• San Sebastián, 2013 A masterpiece in the rain

Pharoah Sanders, a saxophonist who died in Los Angeles at the age of 81, according to

the label he founded, Luaka Bop

, in a message on Twitter.

Sanders, born Farrell Sanders, in Little Rock, Arkansas, in 1940, was a key figure in the transition of his genre between the 60s and 70s. At the beginning of that period, the saxophonist forged his career in the band by

John Coltrane

, whom he accompanied until his death in 1967. From then on, Farrell entered a phase of experimentation and nonconformity.

He investigated African and Asian music and gave a more explicit sense of social and political rejection to his culture.

The Impulse!

he released the first albums of his band, including

Journey in Satchidananda

, a key piece in the avant-garde jazz of the time, signed together with Coltrane's widow, the pianist Alice Coltrane.

Another hero of that time,

Sun Ra

, invented the stage name under which Sanders entered history, Pharoah.
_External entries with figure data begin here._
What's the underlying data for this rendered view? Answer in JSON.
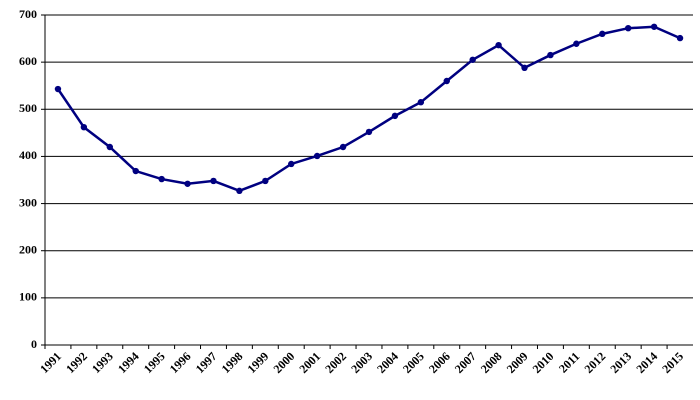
{
  "chart_data": {
    "type": "line",
    "categories": [
      "1991",
      "1992",
      "1993",
      "1994",
      "1995",
      "1996",
      "1997",
      "1998",
      "1999",
      "2000",
      "2001",
      "2002",
      "2003",
      "2004",
      "2005",
      "2006",
      "2007",
      "2008",
      "2009",
      "2010",
      "2011",
      "2012",
      "2013",
      "2014",
      "2015"
    ],
    "values": [
      543,
      462,
      420,
      369,
      352,
      342,
      348,
      327,
      348,
      384,
      401,
      420,
      452,
      486,
      515,
      560,
      605,
      636,
      588,
      615,
      639,
      660,
      672,
      675,
      651
    ],
    "color": "#000080",
    "ylim": [
      0,
      700
    ],
    "yticks": [
      0,
      100,
      200,
      300,
      400,
      500,
      600,
      700
    ],
    "grid": true
  }
}
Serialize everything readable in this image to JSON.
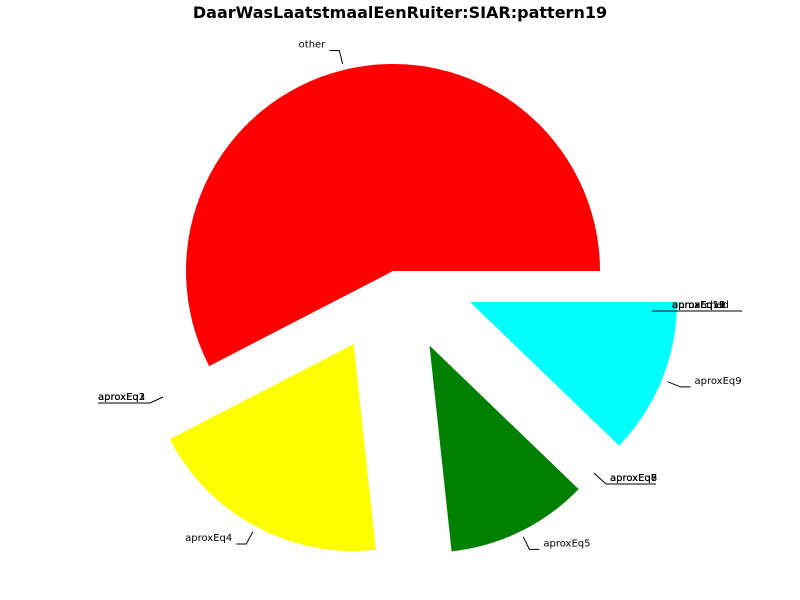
{
  "chart_data": {
    "type": "pie",
    "title": "DaarWasLaatstmaalEenRuiter:SIAR:pattern19",
    "slices": [
      {
        "label": "other",
        "value": 57.6,
        "color": "#ff0000",
        "exploded": false
      },
      {
        "label": "aproxEq4",
        "value": 19.1,
        "color": "#ffff00",
        "exploded": true
      },
      {
        "label": "aproxEq5",
        "value": 11.1,
        "color": "#008000",
        "exploded": true
      },
      {
        "label": "aproxEq9",
        "value": 12.2,
        "color": "#00ffff",
        "exploded": true
      }
    ],
    "zero_labels": {
      "left_group": [
        "aproxEq1",
        "aproxEq2",
        "aproxEq3"
      ],
      "bottom_right_group": [
        "aproxEq6",
        "aproxEq7",
        "aproxEq8"
      ],
      "top_right_group": [
        "unmatched",
        "aproxEq10",
        "aproxEq11",
        "aproxEq12",
        "aproxEq13"
      ]
    }
  }
}
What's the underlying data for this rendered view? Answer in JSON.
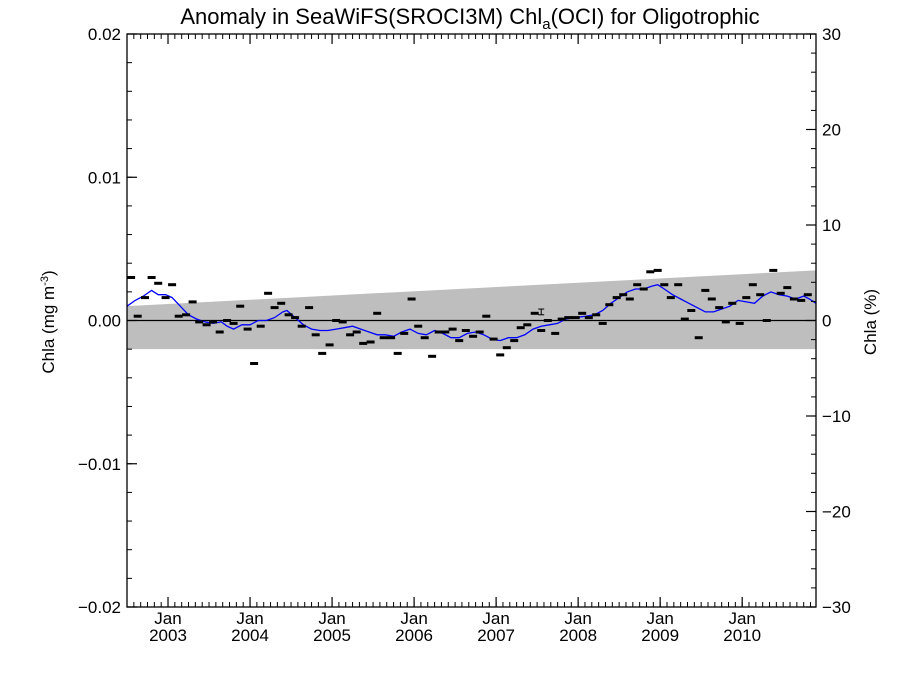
{
  "chart_data": {
    "type": "scatter",
    "title": {
      "main": "Anomaly in SeaWiFS(SROCI3M) Chl",
      "sub": "a",
      "suffix": "(OCI) for Oligotrophic"
    },
    "ylabel": {
      "prefix": "Chla (mg m",
      "sup": "-3",
      "suffix": ")"
    },
    "y2label": "Chla (%)",
    "xlim": [
      2002.5,
      2010.9
    ],
    "ylim": [
      -0.02,
      0.02
    ],
    "y2lim": [
      -30,
      30
    ],
    "x_ticks": [
      {
        "x": 2003.0,
        "month": "Jan",
        "year": "2003"
      },
      {
        "x": 2004.0,
        "month": "Jan",
        "year": "2004"
      },
      {
        "x": 2005.0,
        "month": "Jan",
        "year": "2005"
      },
      {
        "x": 2006.0,
        "month": "Jan",
        "year": "2006"
      },
      {
        "x": 2007.0,
        "month": "Jan",
        "year": "2007"
      },
      {
        "x": 2008.0,
        "month": "Jan",
        "year": "2008"
      },
      {
        "x": 2009.0,
        "month": "Jan",
        "year": "2009"
      },
      {
        "x": 2010.0,
        "month": "Jan",
        "year": "2010"
      }
    ],
    "y_ticks": [
      {
        "v": 0.02,
        "label": "0.02"
      },
      {
        "v": 0.01,
        "label": "0.01"
      },
      {
        "v": 0.0,
        "label": "0.00"
      },
      {
        "v": -0.01,
        "label": "−0.01"
      },
      {
        "v": -0.02,
        "label": "−0.02"
      }
    ],
    "y2_ticks": [
      {
        "v": 30,
        "label": "30"
      },
      {
        "v": 20,
        "label": "20"
      },
      {
        "v": 10,
        "label": "10"
      },
      {
        "v": 0,
        "label": "0"
      },
      {
        "v": -10,
        "label": "−10"
      },
      {
        "v": -20,
        "label": "−20"
      },
      {
        "v": -30,
        "label": "−30"
      }
    ],
    "band": {
      "upper": [
        [
          2002.5,
          0.001
        ],
        [
          2010.9,
          0.0035
        ]
      ],
      "lower": [
        [
          2002.5,
          -0.002
        ],
        [
          2010.9,
          -0.002
        ]
      ],
      "color": "#bebebe"
    },
    "zero_line": 0.0,
    "points": [
      [
        2002.55,
        0.003
      ],
      [
        2002.63,
        0.0003
      ],
      [
        2002.72,
        0.0016
      ],
      [
        2002.8,
        0.003
      ],
      [
        2002.88,
        0.0026
      ],
      [
        2002.97,
        0.0016
      ],
      [
        2003.05,
        0.0025
      ],
      [
        2003.13,
        0.0003
      ],
      [
        2003.22,
        0.0004
      ],
      [
        2003.3,
        0.0013
      ],
      [
        2003.38,
        -0.0001
      ],
      [
        2003.47,
        -0.0003
      ],
      [
        2003.55,
        -0.0001
      ],
      [
        2003.63,
        -0.0008
      ],
      [
        2003.72,
        0.0
      ],
      [
        2003.8,
        -0.0002
      ],
      [
        2003.88,
        0.001
      ],
      [
        2003.97,
        -0.0006
      ],
      [
        2004.05,
        -0.003
      ],
      [
        2004.13,
        -0.0004
      ],
      [
        2004.22,
        0.0019
      ],
      [
        2004.3,
        0.0009
      ],
      [
        2004.38,
        0.0012
      ],
      [
        2004.47,
        0.0004
      ],
      [
        2004.55,
        0.0002
      ],
      [
        2004.63,
        -0.0004
      ],
      [
        2004.72,
        0.0009
      ],
      [
        2004.8,
        -0.001
      ],
      [
        2004.88,
        -0.0023
      ],
      [
        2004.97,
        -0.0017
      ],
      [
        2005.05,
        0.0
      ],
      [
        2005.13,
        -0.0001
      ],
      [
        2005.22,
        -0.001
      ],
      [
        2005.3,
        -0.0008
      ],
      [
        2005.38,
        -0.0016
      ],
      [
        2005.47,
        -0.0015
      ],
      [
        2005.55,
        0.0005
      ],
      [
        2005.63,
        -0.0012
      ],
      [
        2005.72,
        -0.0012
      ],
      [
        2005.8,
        -0.0023
      ],
      [
        2005.88,
        -0.0009
      ],
      [
        2005.97,
        0.0015
      ],
      [
        2006.05,
        -0.0004
      ],
      [
        2006.13,
        -0.0012
      ],
      [
        2006.22,
        -0.0025
      ],
      [
        2006.3,
        -0.0008
      ],
      [
        2006.38,
        -0.0008
      ],
      [
        2006.47,
        -0.0006
      ],
      [
        2006.55,
        -0.0014
      ],
      [
        2006.63,
        -0.0007
      ],
      [
        2006.72,
        -0.0011
      ],
      [
        2006.8,
        -0.0008
      ],
      [
        2006.88,
        0.0003
      ],
      [
        2006.97,
        -0.0013
      ],
      [
        2007.05,
        -0.0024
      ],
      [
        2007.13,
        -0.0019
      ],
      [
        2007.22,
        -0.0014
      ],
      [
        2007.3,
        -0.0005
      ],
      [
        2007.38,
        -0.0003
      ],
      [
        2007.47,
        0.0005
      ],
      [
        2007.55,
        -0.0007
      ],
      [
        2007.63,
        0.0
      ],
      [
        2007.72,
        -0.0009
      ],
      [
        2007.8,
        0.0001
      ],
      [
        2007.88,
        0.0002
      ],
      [
        2007.97,
        0.0002
      ],
      [
        2008.05,
        0.0005
      ],
      [
        2008.13,
        0.0002
      ],
      [
        2008.22,
        0.0004
      ],
      [
        2008.3,
        -0.0002
      ],
      [
        2008.38,
        0.0011
      ],
      [
        2008.47,
        0.0016
      ],
      [
        2008.55,
        0.0018
      ],
      [
        2008.63,
        0.0015
      ],
      [
        2008.72,
        0.0025
      ],
      [
        2008.8,
        0.0022
      ],
      [
        2008.88,
        0.0034
      ],
      [
        2008.97,
        0.0035
      ],
      [
        2009.05,
        0.0025
      ],
      [
        2009.13,
        0.0016
      ],
      [
        2009.22,
        0.0025
      ],
      [
        2009.3,
        0.0001
      ],
      [
        2009.38,
        0.0007
      ],
      [
        2009.47,
        -0.0012
      ],
      [
        2009.55,
        0.0021
      ],
      [
        2009.63,
        0.0015
      ],
      [
        2009.72,
        0.0009
      ],
      [
        2009.8,
        -0.0001
      ],
      [
        2009.88,
        0.0012
      ],
      [
        2009.97,
        -0.0002
      ],
      [
        2010.05,
        0.0016
      ],
      [
        2010.13,
        0.0025
      ],
      [
        2010.22,
        0.0018
      ],
      [
        2010.3,
        0.0
      ],
      [
        2010.38,
        0.0035
      ],
      [
        2010.47,
        0.0019
      ],
      [
        2010.55,
        0.0023
      ],
      [
        2010.63,
        0.0015
      ],
      [
        2010.72,
        0.0014
      ],
      [
        2010.8,
        0.0018
      ]
    ],
    "smooth_line": {
      "color": "#0000ff",
      "points": [
        [
          2002.5,
          0.001
        ],
        [
          2002.6,
          0.0014
        ],
        [
          2002.7,
          0.0017
        ],
        [
          2002.8,
          0.0021
        ],
        [
          2002.88,
          0.0018
        ],
        [
          2002.97,
          0.0018
        ],
        [
          2003.05,
          0.0016
        ],
        [
          2003.15,
          0.001
        ],
        [
          2003.25,
          0.0004
        ],
        [
          2003.35,
          0.0001
        ],
        [
          2003.45,
          -0.0001
        ],
        [
          2003.55,
          -0.0002
        ],
        [
          2003.65,
          -0.0001
        ],
        [
          2003.72,
          -0.0004
        ],
        [
          2003.8,
          -0.0006
        ],
        [
          2003.9,
          -0.0003
        ],
        [
          2004.0,
          -0.0003
        ],
        [
          2004.1,
          0.0
        ],
        [
          2004.2,
          0.0
        ],
        [
          2004.3,
          0.0002
        ],
        [
          2004.4,
          0.0006
        ],
        [
          2004.45,
          0.0007
        ],
        [
          2004.55,
          0.0002
        ],
        [
          2004.65,
          -0.0003
        ],
        [
          2004.75,
          -0.0006
        ],
        [
          2004.85,
          -0.0007
        ],
        [
          2004.95,
          -0.0007
        ],
        [
          2005.05,
          -0.0006
        ],
        [
          2005.15,
          -0.0005
        ],
        [
          2005.25,
          -0.0004
        ],
        [
          2005.35,
          -0.0006
        ],
        [
          2005.45,
          -0.0008
        ],
        [
          2005.55,
          -0.001
        ],
        [
          2005.65,
          -0.001
        ],
        [
          2005.75,
          -0.0011
        ],
        [
          2005.85,
          -0.0008
        ],
        [
          2005.95,
          -0.0006
        ],
        [
          2006.05,
          -0.0009
        ],
        [
          2006.15,
          -0.001
        ],
        [
          2006.25,
          -0.0007
        ],
        [
          2006.35,
          -0.0009
        ],
        [
          2006.45,
          -0.0012
        ],
        [
          2006.55,
          -0.0012
        ],
        [
          2006.65,
          -0.0009
        ],
        [
          2006.75,
          -0.0008
        ],
        [
          2006.85,
          -0.001
        ],
        [
          2006.95,
          -0.0013
        ],
        [
          2007.05,
          -0.0014
        ],
        [
          2007.15,
          -0.0012
        ],
        [
          2007.25,
          -0.0012
        ],
        [
          2007.35,
          -0.001
        ],
        [
          2007.45,
          -0.0006
        ],
        [
          2007.55,
          -0.0004
        ],
        [
          2007.65,
          -0.0003
        ],
        [
          2007.75,
          -0.0002
        ],
        [
          2007.85,
          0.0001
        ],
        [
          2007.95,
          0.0002
        ],
        [
          2008.1,
          0.0003
        ],
        [
          2008.2,
          0.0004
        ],
        [
          2008.3,
          0.0007
        ],
        [
          2008.4,
          0.0012
        ],
        [
          2008.5,
          0.0016
        ],
        [
          2008.6,
          0.002
        ],
        [
          2008.7,
          0.0022
        ],
        [
          2008.8,
          0.0022
        ],
        [
          2008.9,
          0.0024
        ],
        [
          2008.97,
          0.0025
        ],
        [
          2009.05,
          0.0022
        ],
        [
          2009.15,
          0.0018
        ],
        [
          2009.25,
          0.0015
        ],
        [
          2009.35,
          0.0012
        ],
        [
          2009.45,
          0.0009
        ],
        [
          2009.55,
          0.0006
        ],
        [
          2009.65,
          0.0006
        ],
        [
          2009.75,
          0.0008
        ],
        [
          2009.85,
          0.001
        ],
        [
          2009.95,
          0.0014
        ],
        [
          2010.05,
          0.0013
        ],
        [
          2010.15,
          0.0012
        ],
        [
          2010.25,
          0.0017
        ],
        [
          2010.35,
          0.002
        ],
        [
          2010.45,
          0.0018
        ],
        [
          2010.55,
          0.0017
        ],
        [
          2010.65,
          0.0015
        ],
        [
          2010.75,
          0.0017
        ],
        [
          2010.82,
          0.0015
        ],
        [
          2010.9,
          0.0012
        ]
      ]
    },
    "error_bar": {
      "x": 2007.55,
      "y": 0.0006,
      "err": 0.0002
    }
  }
}
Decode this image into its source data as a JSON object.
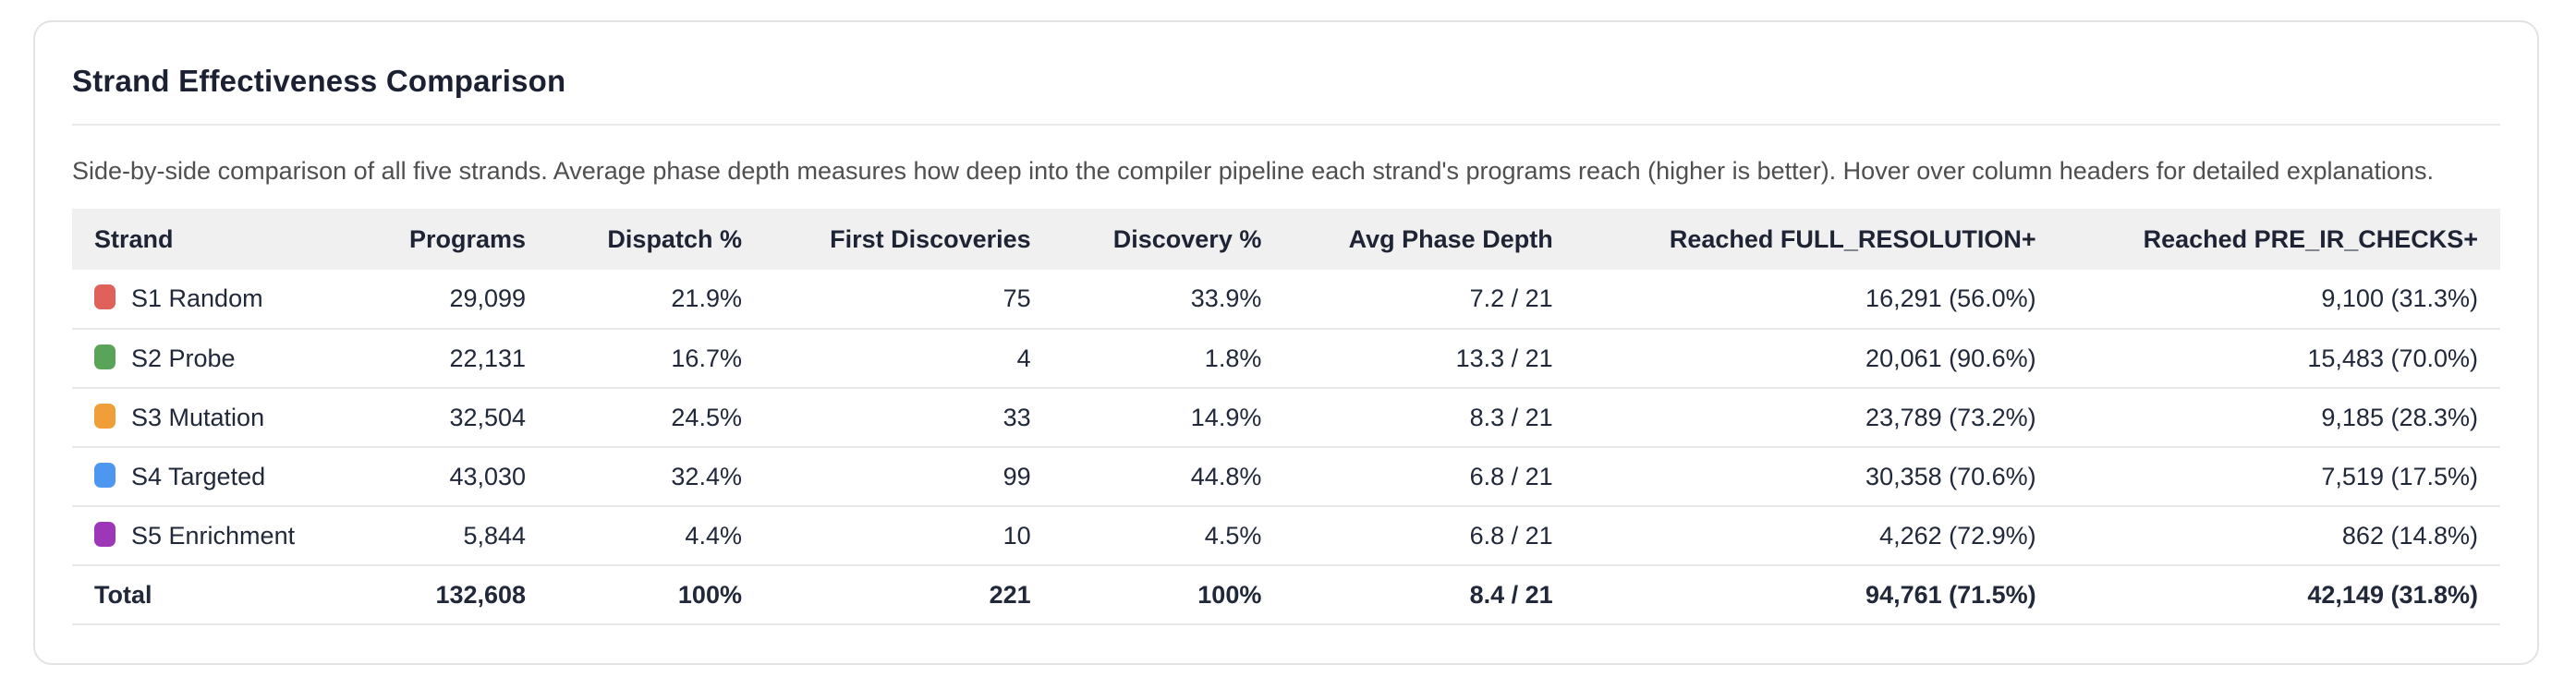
{
  "card": {
    "title": "Strand Effectiveness Comparison",
    "subtitle": "Side-by-side comparison of all five strands. Average phase depth measures how deep into the compiler pipeline each strand's programs reach (higher is better). Hover over column headers for detailed explanations."
  },
  "chart_data": {
    "type": "table",
    "title": "Strand Effectiveness Comparison",
    "columns": [
      "Strand",
      "Programs",
      "Dispatch %",
      "First Discoveries",
      "Discovery %",
      "Avg Phase Depth",
      "Reached FULL_RESOLUTION+",
      "Reached PRE_IR_CHECKS+"
    ],
    "rows": [
      {
        "label": "S1 Random",
        "swatch_color": "#e0605a",
        "cells": [
          "29,099",
          "21.9%",
          "75",
          "33.9%",
          "7.2 / 21",
          "16,291 (56.0%)",
          "9,100 (31.3%)"
        ]
      },
      {
        "label": "S2 Probe",
        "swatch_color": "#5aa45a",
        "cells": [
          "22,131",
          "16.7%",
          "4",
          "1.8%",
          "13.3 / 21",
          "20,061 (90.6%)",
          "15,483 (70.0%)"
        ]
      },
      {
        "label": "S3 Mutation",
        "swatch_color": "#f09e38",
        "cells": [
          "32,504",
          "24.5%",
          "33",
          "14.9%",
          "8.3 / 21",
          "23,789 (73.2%)",
          "9,185 (28.3%)"
        ]
      },
      {
        "label": "S4 Targeted",
        "swatch_color": "#4e97f0",
        "cells": [
          "43,030",
          "32.4%",
          "99",
          "44.8%",
          "6.8 / 21",
          "30,358 (70.6%)",
          "7,519 (17.5%)"
        ]
      },
      {
        "label": "S5 Enrichment",
        "swatch_color": "#9d36b7",
        "cells": [
          "5,844",
          "4.4%",
          "10",
          "4.5%",
          "6.8 / 21",
          "4,262 (72.9%)",
          "862 (14.8%)"
        ]
      }
    ],
    "total": {
      "label": "Total",
      "cells": [
        "132,608",
        "100%",
        "221",
        "100%",
        "8.4 / 21",
        "94,761 (71.5%)",
        "42,149 (31.8%)"
      ]
    },
    "column_widths_pct": [
      10.2,
      9.4,
      8.9,
      11.9,
      9.5,
      12.0,
      19.9,
      18.2
    ]
  }
}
Starting in the 1990s, Sanders' career began to slow down, at least in his record production.

The tours, however, never stopped.

In 2013, for example, he gave

a well-remembered concert at the San Sebastián Jazz Festival

together with Diana Krall.

And in 2021 he released

Promises

, an album recorded with electronic music producer Sam Shepherd (Floating Points), then 35 years old.

That album, based on the dialogue between Sanders' saxophone and a bed of string music provided by the London Symphony Orchestra, has been one of the most acclaimed in recent years among the public and jazz critics.